1. Il ricorso non può trovare accoglimento.
Secondo la difesa, la Clevis Consultant s.r.l. alienò al D. un immobile sito in (omissis) , al prezzo di 207.500.000 lire, e la documentazione in atti comproverebbe che l'acquirente si accollò il mutuo gravante sul bene in argomento, per l'ammontare di 71.400.851 lire, versando alla venditrice la differenza di 136.099.149 lire: da quest'ultima somma, entrata materialmente nella disponibilità della società poi fallita, vennero prelevati i 65.000.000 di lire restituiti al M. a seguito del precedente finanziamento soci a fondo perduto.
In realtà le cose non stanno affatto così, proprio in base a quanto accertato con la sentenza irrevocabile che la difesa oggi richiama per invocare il ne bis in idem. Nella fattispecie concreta, l'art. 649 del codice di rito ha trovato applicazione su una;parte della originaria contestazione: si assumeva infatti la distrazione, in pregiudizio dei creditori della Clevis Consultant, di quell'appartamento e della somma di 120 milioni di lire, ma quanto all'immobile l'addebito era stato già ascritto al M. ed al D. quale ipotesi di truffa, sul presupposto che la vendita fosse stata simulata.
È di immediata evidenza, pertanto, che se simulazione vi fu (tanto da esservi stata in proposito una sentenza passata in giudicato) non venne realizzata in concreto alcuna alienazione, e dunque non venne versato dai compratore alcun corrispettivo. Se la vendita fosse stata reale, invece, il P.M. avrebbe qui contestato la distrazione non già dell'appartamento, bensì della somma che era stata corrisposta dall'acquirente: e solo in quel caso si sarebbe posto il problema della possibile sovrapponibilità totale o parziale, rispetto a quell'importo, dei 120 milioni di cui alla seconda parte del capo d'imputazione.

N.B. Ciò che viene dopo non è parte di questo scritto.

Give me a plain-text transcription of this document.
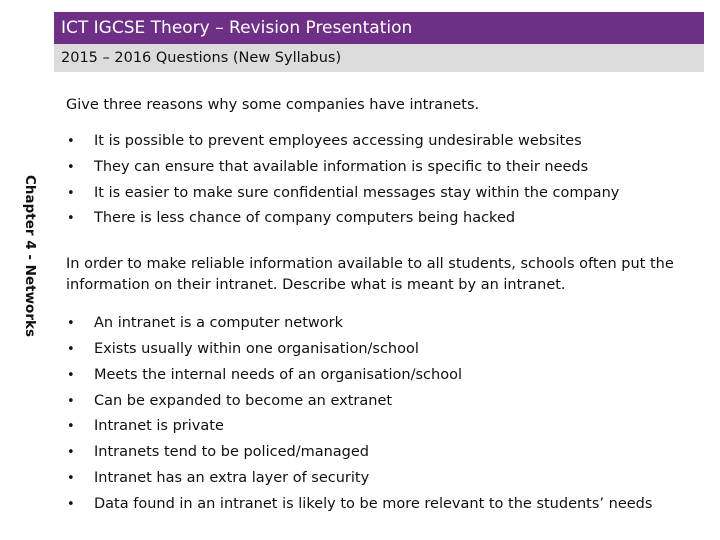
Chapter 4 - Networks
ICT IGCSE Theory – Revision Presentation
2015 – 2016 Questions (New Syllabus)

Give three reasons why some companies have intranets.

• It is possible to prevent employees accessing undesirable websites
• They can ensure that available information is specific to their needs
• It is easier to make sure confidential messages stay within the company
• There is less chance of company computers being hacked

In order to make reliable information available to all students, schools often put the information on their intranet. Describe what is meant by an intranet.

• An intranet is a computer network
• Exists usually within one organisation/school
• Meets the internal needs of an organisation/school
• Can be expanded to become an extranet
• Intranet is private
• Intranets tend to be policed/managed
• Intranet has an extra layer of security
• Data found in an intranet is likely to be more relevant to the students’ needs
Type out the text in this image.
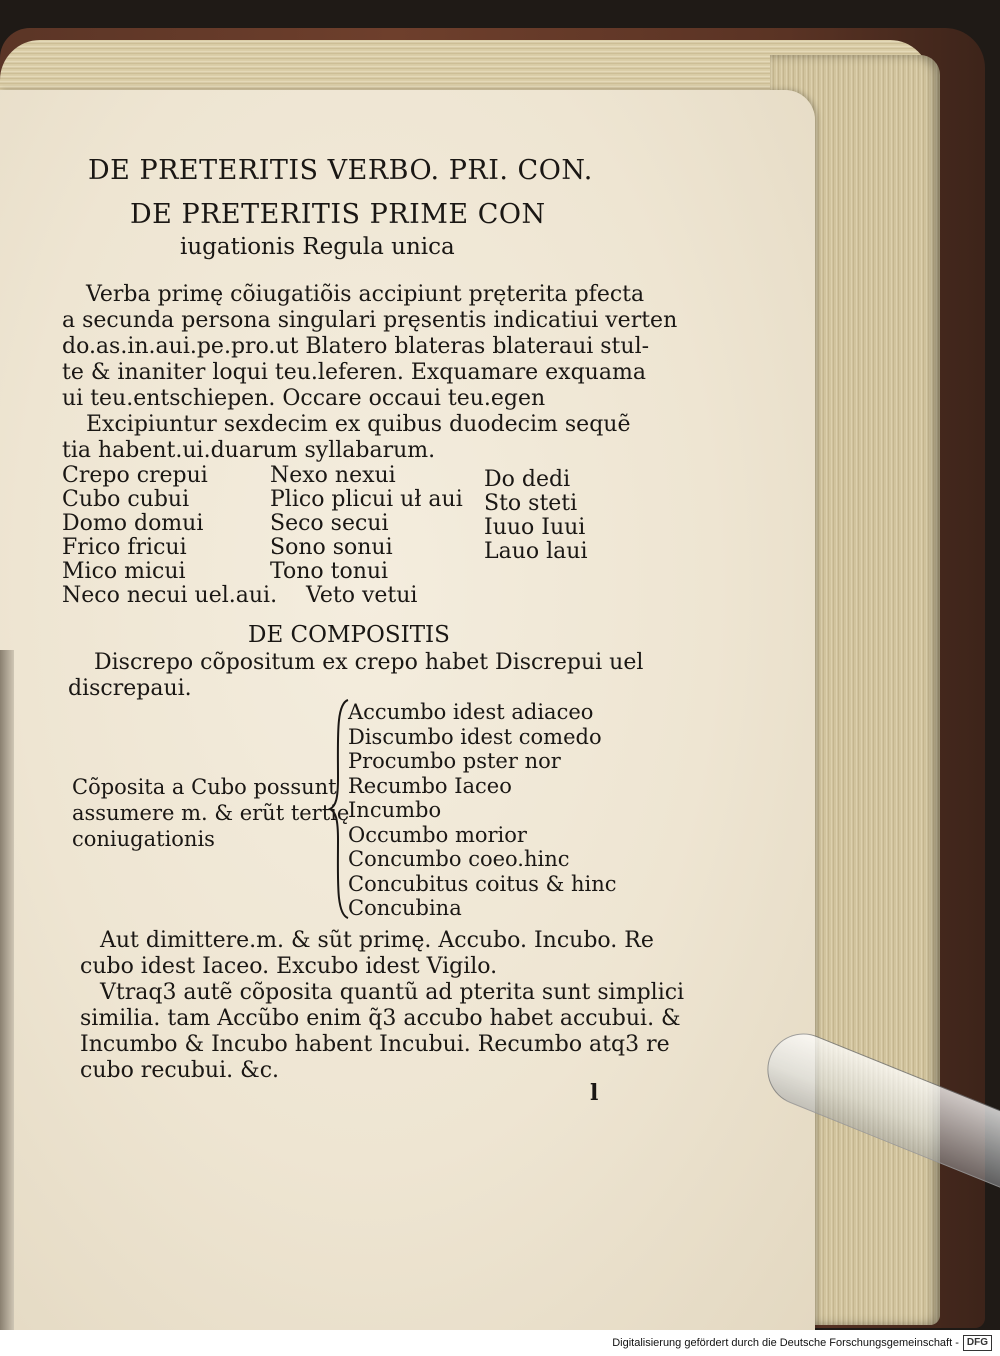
DE PRETERITIS VERBO. PRI. CON.
DE PRETERITIS PRIME CON
iugationis Regula unica
Verba primę cõiugatiõis accipiunt pręterita pfecta
a secunda persona singulari pręsentis indicatiui verten
do.as.in.aui.pe.pro.ut Blatero blateras blateraui stul-
te & inaniter loqui teu.leferen. Exquamare exquama
ui teu.entschiepen. Occare occaui teu.egen
Excipiuntur sexdecim ex quibus duodecim sequẽ
tia habent.ui.duarum syllabarum.
Crepo crepui
Cubo cubui
Domo domui
Frico fricui
Mico micui
Neco necui uel.aui.
Nexo nexui
Plico plicui uł aui
Seco secui
Sono sonui
Tono tonui
Veto vetui
Do dedi
Sto steti
Iuuo Iuui
Lauo laui
DE COMPOSITIS
Discrepo cõpositum ex crepo habet Discrepui uel
discrepaui.
Cõposita a Cubo possunt
assumere m. & erũt tertię
coniugationis
Accumbo idest adiaceo
Discumbo idest comedo
Procumbo pster nor
Recumbo Iaceo
Incumbo
Occumbo morior
Concumbo coeo.hinc
Concubitus coitus & hinc
Concubina
Aut dimittere.m. & sũt primę. Accubo. Incubo. Re
cubo idest Iaceo. Excubo idest Vigilo.
Vtraq3 autẽ cõposita quantũ ad pterita sunt simplici
similia. tam Accũbo enim q̃3 accubo habet accubui. &
Incumbo & Incubo habent Incubui. Recumbo atq3 re
cubo recubui. &c.
l
Digitalisierung gefördert durch die Deutsche Forschungsgemeinschaft - DFG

A nulla rileva la circostanza che le scritture contabili od i verbali di assemblea indicassero una realtà diversa, dando atto che i 65 milioni di lire restituiti al M. provenivano dagli acconti versati dal compratore (che poi acconti non sarebbero stati, trattandosi dell'apparente saldo rispetto all'accollo del mutuo; va peraltro rilevato che, su una distrazione di rimanenze ipotizzata per 120 milioni ed a (fronte di una giustificazione per 45, la differenza farebbe 75 e non 65): se il presupposto logico - e, si ribadisce, giuridicamente accertato - della distrazione per cui è intervenuta condanna è che si trattò di vendita simulata, nel bilancio della società fallita vennero ovviamente inserite appostazioni mirate a dare apparente effettività alla cessione del bene a titolo oneroso. Appostazioni, dunque, difformi dal vero e che oggi è irragionevole invocare a sostegno della ricostruzione dei fatti.
3. La declaratoria di rigetto comporta, in ossequio al dettato di legge, la condanna del ricorrente al pagamento delle spese processuali.

P.Q.M.

Rigetta il ricorso, e Condanna il ricorrente al pagamento delle spese processuali.